Shuffleboard and darts were big in those days. The bars sponsored “intramural” bar tournaments. Naturally we played for beers – another good excuse for getting sloshed.

The Tally-ho was the starting line for many of us each evening. After about four hours of warming up at the Tally-ho and who knows how many beers, it was off to the Merry Mac Club for the talent show, or to the Chez or the English Social for the strip show. The night would start at 6 and it wouldn’t end until 1 or 2 in the morning.

In the morning I would be up at 5 a.m. and hiking down to Brennan’s to unload a few sides of beef. My god! I don’t know how I did it. If bar hopping was an Olympic game, I think I could have won at least a silver medal. I would go for the gold but there were just too many extremely talented, professional drinkers in Lawrence for me to even fantasize about such a victory.

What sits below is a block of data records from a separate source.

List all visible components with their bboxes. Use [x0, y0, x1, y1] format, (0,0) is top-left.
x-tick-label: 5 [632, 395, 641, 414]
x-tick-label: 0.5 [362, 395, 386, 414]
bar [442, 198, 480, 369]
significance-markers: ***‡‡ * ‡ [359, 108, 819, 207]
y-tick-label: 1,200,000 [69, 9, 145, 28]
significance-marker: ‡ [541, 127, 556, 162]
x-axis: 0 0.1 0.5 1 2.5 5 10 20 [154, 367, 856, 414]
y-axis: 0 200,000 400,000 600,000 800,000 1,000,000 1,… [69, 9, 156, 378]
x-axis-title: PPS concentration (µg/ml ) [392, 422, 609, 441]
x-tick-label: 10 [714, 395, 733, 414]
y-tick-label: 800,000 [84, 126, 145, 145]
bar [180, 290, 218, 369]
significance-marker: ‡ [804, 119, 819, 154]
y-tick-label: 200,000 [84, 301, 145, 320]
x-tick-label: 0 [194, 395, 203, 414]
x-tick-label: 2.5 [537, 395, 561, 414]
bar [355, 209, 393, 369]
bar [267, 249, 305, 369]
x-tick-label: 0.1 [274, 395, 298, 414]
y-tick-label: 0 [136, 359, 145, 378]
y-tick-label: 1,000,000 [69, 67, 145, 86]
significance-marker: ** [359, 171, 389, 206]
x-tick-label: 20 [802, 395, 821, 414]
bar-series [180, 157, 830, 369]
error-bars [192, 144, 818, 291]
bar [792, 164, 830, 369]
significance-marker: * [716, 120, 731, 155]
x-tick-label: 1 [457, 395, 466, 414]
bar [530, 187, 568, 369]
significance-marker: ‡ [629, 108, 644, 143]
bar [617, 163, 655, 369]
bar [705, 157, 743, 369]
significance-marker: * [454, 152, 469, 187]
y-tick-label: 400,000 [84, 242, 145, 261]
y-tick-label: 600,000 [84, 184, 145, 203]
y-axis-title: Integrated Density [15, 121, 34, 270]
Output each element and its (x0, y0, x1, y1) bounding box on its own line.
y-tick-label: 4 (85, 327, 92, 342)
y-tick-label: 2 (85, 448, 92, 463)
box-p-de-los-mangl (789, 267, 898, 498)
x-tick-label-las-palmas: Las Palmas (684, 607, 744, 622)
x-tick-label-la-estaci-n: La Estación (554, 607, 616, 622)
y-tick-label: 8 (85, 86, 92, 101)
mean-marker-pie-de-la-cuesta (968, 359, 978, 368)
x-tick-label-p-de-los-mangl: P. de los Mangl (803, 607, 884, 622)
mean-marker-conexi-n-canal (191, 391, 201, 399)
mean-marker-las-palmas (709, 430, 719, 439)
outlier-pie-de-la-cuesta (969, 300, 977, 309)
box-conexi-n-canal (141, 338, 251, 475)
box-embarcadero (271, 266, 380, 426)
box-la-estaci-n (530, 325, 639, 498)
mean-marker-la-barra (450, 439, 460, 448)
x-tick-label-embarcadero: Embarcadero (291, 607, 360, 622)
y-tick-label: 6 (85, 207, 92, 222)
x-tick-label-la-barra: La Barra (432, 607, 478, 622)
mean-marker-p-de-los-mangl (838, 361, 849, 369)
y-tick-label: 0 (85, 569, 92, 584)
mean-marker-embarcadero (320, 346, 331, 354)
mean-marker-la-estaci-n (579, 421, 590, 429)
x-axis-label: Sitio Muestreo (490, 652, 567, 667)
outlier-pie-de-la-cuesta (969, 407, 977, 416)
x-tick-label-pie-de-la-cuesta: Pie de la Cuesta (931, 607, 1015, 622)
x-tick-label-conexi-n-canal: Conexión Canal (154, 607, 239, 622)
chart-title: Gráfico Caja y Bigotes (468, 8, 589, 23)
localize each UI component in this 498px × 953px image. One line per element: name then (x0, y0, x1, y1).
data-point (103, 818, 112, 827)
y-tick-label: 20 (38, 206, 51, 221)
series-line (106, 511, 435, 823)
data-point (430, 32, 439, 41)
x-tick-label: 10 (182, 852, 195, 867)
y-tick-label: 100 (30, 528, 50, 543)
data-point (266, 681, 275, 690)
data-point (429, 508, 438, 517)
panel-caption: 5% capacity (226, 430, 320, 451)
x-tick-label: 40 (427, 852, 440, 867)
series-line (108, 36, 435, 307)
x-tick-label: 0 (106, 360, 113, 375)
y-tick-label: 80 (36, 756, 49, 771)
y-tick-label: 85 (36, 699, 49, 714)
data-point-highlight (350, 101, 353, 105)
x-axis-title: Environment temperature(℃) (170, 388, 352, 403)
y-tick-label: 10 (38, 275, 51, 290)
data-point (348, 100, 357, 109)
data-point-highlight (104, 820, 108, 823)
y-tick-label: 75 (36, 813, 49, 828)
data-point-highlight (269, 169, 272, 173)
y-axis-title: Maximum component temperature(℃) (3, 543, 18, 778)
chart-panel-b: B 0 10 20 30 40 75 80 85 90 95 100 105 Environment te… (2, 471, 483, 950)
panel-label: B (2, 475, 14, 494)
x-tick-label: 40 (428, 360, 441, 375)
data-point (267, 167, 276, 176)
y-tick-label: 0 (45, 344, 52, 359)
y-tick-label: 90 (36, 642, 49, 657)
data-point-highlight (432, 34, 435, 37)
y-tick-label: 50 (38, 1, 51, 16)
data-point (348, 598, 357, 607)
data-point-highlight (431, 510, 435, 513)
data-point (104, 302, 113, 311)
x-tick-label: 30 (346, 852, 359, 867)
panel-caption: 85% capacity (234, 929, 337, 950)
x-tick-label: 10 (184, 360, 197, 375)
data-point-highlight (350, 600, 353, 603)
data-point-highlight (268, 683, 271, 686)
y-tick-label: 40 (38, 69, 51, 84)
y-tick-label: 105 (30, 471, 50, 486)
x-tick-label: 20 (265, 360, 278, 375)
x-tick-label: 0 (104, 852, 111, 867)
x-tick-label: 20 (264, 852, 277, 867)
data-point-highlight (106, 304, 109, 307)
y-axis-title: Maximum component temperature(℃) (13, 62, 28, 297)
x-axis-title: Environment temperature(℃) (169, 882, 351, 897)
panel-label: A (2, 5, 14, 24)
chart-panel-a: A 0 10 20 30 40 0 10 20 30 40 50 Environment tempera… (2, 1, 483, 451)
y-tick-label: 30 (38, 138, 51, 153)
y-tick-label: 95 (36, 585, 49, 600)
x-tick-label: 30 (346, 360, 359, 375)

About 20 years ago I went back to Lawrence for a “Corner Reunion.” After an outing at the park a bunch of the old gang ended up at Jack Sheehy’s Pizza Pub on Lawrence St. There were ten or fifteen of us sitting along one wall reminiscing. A round of drinks consisted of 10 orange juice, 2 cranberry cocktails, and four Virgin Mary’s. Most of the old gang were active members of AA – that’s not the automobile club, that’s the AAA.

Richard E. Noble was raised in Lawrence, Mass and is now a freelance writer. He has published 9 books.